A Space X rocket suffered a setback on the launch pad this week, but the company’s founder, Elon Musk, is making progress on other fronts. News involving a neural lace—a digital layer for the brain that could one day link humans and machines—may be coming “in a few months.” Elsewhere, Stanford engineers developed a cooling fabric that can efficiently lower body temperature and possibly reduce the need for air conditioning, and researchers in San Diego grew a piece of mouse skull from stem cells. Read on a hopefully grow a synapse or two.
Is Elon Musk Preparing To Unveil A Neural Lace?

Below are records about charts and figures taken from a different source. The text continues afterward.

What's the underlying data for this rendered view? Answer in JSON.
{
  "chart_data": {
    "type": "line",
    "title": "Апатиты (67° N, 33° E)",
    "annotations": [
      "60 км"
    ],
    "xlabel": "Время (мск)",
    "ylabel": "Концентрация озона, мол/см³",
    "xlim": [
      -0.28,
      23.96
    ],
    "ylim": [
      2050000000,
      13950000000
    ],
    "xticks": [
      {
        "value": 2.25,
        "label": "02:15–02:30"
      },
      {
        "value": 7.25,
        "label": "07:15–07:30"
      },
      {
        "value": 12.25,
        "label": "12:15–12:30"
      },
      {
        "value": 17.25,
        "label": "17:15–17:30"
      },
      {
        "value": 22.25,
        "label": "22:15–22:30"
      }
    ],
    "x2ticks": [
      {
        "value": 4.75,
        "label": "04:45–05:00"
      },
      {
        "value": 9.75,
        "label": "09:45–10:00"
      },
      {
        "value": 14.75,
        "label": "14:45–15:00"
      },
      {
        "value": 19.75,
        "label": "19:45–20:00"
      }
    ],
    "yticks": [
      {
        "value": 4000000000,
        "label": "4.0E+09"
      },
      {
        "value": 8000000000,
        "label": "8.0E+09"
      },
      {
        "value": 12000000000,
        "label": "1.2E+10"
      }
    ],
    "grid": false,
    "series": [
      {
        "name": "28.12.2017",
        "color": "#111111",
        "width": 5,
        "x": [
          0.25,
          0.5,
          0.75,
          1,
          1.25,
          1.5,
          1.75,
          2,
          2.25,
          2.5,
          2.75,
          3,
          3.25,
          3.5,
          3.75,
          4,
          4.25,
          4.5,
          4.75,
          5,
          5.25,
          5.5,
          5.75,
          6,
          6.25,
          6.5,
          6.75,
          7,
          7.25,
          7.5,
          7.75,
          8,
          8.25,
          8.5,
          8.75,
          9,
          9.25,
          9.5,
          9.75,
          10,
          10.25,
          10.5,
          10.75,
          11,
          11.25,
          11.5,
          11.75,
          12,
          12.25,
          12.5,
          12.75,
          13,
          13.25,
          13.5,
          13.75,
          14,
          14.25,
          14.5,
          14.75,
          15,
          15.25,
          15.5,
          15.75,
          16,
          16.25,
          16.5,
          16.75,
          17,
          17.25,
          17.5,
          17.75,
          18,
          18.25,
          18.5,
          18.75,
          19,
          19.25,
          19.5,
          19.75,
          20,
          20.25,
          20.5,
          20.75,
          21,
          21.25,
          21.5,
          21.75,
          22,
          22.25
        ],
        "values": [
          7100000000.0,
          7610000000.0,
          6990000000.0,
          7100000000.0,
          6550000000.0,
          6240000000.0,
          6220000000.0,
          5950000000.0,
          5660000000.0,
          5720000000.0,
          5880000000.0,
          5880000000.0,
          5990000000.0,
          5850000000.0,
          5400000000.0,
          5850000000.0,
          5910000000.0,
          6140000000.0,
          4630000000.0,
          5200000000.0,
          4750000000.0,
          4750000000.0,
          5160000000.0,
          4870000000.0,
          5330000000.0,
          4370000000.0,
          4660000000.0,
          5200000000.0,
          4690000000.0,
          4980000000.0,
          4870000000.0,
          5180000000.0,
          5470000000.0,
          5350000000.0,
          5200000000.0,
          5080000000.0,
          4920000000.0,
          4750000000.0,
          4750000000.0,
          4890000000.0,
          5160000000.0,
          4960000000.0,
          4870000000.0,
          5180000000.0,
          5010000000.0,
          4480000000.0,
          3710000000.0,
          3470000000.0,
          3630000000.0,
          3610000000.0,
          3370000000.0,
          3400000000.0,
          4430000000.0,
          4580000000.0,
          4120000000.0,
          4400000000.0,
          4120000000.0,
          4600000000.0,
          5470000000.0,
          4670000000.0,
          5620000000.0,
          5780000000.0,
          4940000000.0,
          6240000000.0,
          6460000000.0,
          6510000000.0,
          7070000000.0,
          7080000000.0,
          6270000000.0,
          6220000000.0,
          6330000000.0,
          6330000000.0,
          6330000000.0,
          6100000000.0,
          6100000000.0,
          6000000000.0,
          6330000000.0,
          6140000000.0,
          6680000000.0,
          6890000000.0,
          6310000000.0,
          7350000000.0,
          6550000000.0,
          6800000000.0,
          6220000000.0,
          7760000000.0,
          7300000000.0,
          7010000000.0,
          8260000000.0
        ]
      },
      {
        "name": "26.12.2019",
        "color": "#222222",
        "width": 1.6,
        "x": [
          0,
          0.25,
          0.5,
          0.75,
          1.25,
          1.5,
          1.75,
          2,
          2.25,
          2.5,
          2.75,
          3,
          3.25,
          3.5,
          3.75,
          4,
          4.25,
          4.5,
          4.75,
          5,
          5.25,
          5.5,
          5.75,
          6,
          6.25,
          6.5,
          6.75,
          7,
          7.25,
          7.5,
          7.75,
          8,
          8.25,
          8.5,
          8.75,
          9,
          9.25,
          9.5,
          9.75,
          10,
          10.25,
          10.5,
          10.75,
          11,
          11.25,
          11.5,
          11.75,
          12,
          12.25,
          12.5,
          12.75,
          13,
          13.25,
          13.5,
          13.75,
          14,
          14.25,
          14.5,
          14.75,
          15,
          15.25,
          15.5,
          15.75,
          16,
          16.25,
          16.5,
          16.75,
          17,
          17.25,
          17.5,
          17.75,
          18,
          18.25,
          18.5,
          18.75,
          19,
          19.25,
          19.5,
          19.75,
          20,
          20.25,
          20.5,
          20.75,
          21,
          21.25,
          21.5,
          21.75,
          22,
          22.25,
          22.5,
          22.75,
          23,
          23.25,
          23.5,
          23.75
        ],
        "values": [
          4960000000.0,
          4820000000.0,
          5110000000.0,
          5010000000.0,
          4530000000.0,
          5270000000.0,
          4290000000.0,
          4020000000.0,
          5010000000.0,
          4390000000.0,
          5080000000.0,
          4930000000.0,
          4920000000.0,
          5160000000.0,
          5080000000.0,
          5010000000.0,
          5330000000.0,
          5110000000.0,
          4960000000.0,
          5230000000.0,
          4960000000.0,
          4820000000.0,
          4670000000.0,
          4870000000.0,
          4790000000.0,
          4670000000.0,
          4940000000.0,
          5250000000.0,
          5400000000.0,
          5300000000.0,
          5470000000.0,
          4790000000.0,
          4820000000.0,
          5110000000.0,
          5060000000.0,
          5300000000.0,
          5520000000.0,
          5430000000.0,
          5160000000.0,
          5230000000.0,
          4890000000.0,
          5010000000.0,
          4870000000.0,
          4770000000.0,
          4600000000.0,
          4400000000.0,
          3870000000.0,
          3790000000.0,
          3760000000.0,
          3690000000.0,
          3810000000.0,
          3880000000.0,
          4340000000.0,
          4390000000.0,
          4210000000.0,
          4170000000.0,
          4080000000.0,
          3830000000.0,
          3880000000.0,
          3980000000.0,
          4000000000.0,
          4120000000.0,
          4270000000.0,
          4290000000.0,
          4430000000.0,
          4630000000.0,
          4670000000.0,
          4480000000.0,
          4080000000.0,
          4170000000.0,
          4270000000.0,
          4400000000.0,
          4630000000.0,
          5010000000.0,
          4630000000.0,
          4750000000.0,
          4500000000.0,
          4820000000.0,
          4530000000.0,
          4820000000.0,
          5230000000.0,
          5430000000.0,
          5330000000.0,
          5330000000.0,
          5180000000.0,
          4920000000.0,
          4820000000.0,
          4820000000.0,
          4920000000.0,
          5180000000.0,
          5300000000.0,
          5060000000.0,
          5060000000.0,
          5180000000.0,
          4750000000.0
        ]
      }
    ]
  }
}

Top: Elon Musk doesn’t want humans to become AI pets. Above: Musk says that a neural lace could interface between humans and machines and help us stay abreast of an AI superintelligence. Images credit: Getty Images
Speaking in June at Recode’s Code conference, the Tesla Motors and Space X founder Elon Musk said he didn’t “love the idea of being a house cat” of an artificial superintelligence. He proposed beating the odds by developing a “neural lace” that could be deployed through the blood system and connect the brain to external networks. “Creating a neural lace is the thing that really matters for humanity to achieve symbiosis with machines,” Musk tweeted. The idea, which first appeared in science fiction, could be becoming a reality. Responding to a question about neural lace development on Twitter on Saturday, Musk wrote: “Making progress. Maybe something to announce in a few months.”
This Cool Fabric Could Help You Cut Your Air Conditioning Bill

Stanford researchers modified a polyethylene sheet with a series of chemical treatments to develop the cooling fabric. Image credit: L.A. Cicero
Engineers at Stanford University have developed a plastic fabric that cools the body and reduces the need for air conditioning. Unlike traditional materials that allow sweat to evaporate, the new fabric also lets most of the body’s heat pass through. The design makes “the wearer feel nearly 4 degrees Fahrenheit cooler than if they wore cotton clothing,” according to a news release. “Forty to 60 percent of our body heat is dissipated as infrared radiation when we are sitting in an office,” said Shanhui Fan, a professor of electrical engineering at Stanford. “But until now there has been little or no research on designing the thermal radiation characteristics of textiles.” His colleague Yi Cui said: “If you can cool the person rather than the building where they work or live, that will save energy.”
Scientists Grow New Mouse Skull From Stem Cells

Researchers in California have found “an easy and efficient way to coax human pluripotent stem cells to regenerate bone tissue.” Illustration credit: Getty images
Ever since they discovered stem cells, doctors have been seeking ways to use them for growing new body parts. Now researchers at the University of California, San Diego say they have found “an easy and efficient way to coax human pluripotent stem cells to regenerate bone tissue—by feeding them adenosine, a naturally occurring molecule in the body.” They say that the bone tissue “helped repair cranial bone defects in mice without developing tumors or causing infection.” Shyni Varghese, a bioengineering professor at UC San Diego and senior author of the study, said: “One of the broader goals of our research is to make regenerative treatments more accessible and clinically relevant by developing easy, efficient and cost-effective ways to engineer human cells and tissues.” The research was published in the journal Science Advances.
Scientists Find A Way To Make Bone Implants From Graphene
Scientists have long hailed graphene as a miracle material. Earlier this year, these single-atom carbon sheets made it onto the World Economic Forum’s annual list of top 10 emerging technologies. Now scientists at Rice University in Houston have succeeded in “welding” flakes of graphene oxide into porous, “biocompatible” materials using a high-pulse electric current. They say that graphene, which is both light and super strong, could one day replace bioimplants made from titanium and other more common materials. “We started thinking about this for bone implants because graphene is one of the most intriguing materials with many possibilities and it’s generally biocompatible,” said Rice postdoctoral research associate Chandra Sekhar Tiwary.
Aussie Scientists Set New Solar Thermal Record
Scientists at the Australian National University in Canberra have set a new world record for converting sunlight into steam. The team achieved a conversion rate of 97 percent. The steam can power a turbine and generate electricity. “Ultimately the work in this project is all about reducing the cost of concentrating solar thermal energy,” said John Pye of the ANU Research School of Engineering. “Our aim is to get costs down to 12 cents per kilowatt-hour of electricity, so that this technology will be competitive.” Pye and his team used a mirror with a surface of 500 square meters (roughly 5,300 square feet) to concentrate solar beams to the equivalent of 2,100 suns. They used the energy to heat water five times above its boiling point, to 500 degrees Celsius. The ANU solar concentrator is the largest of its kind in the world, according to the university.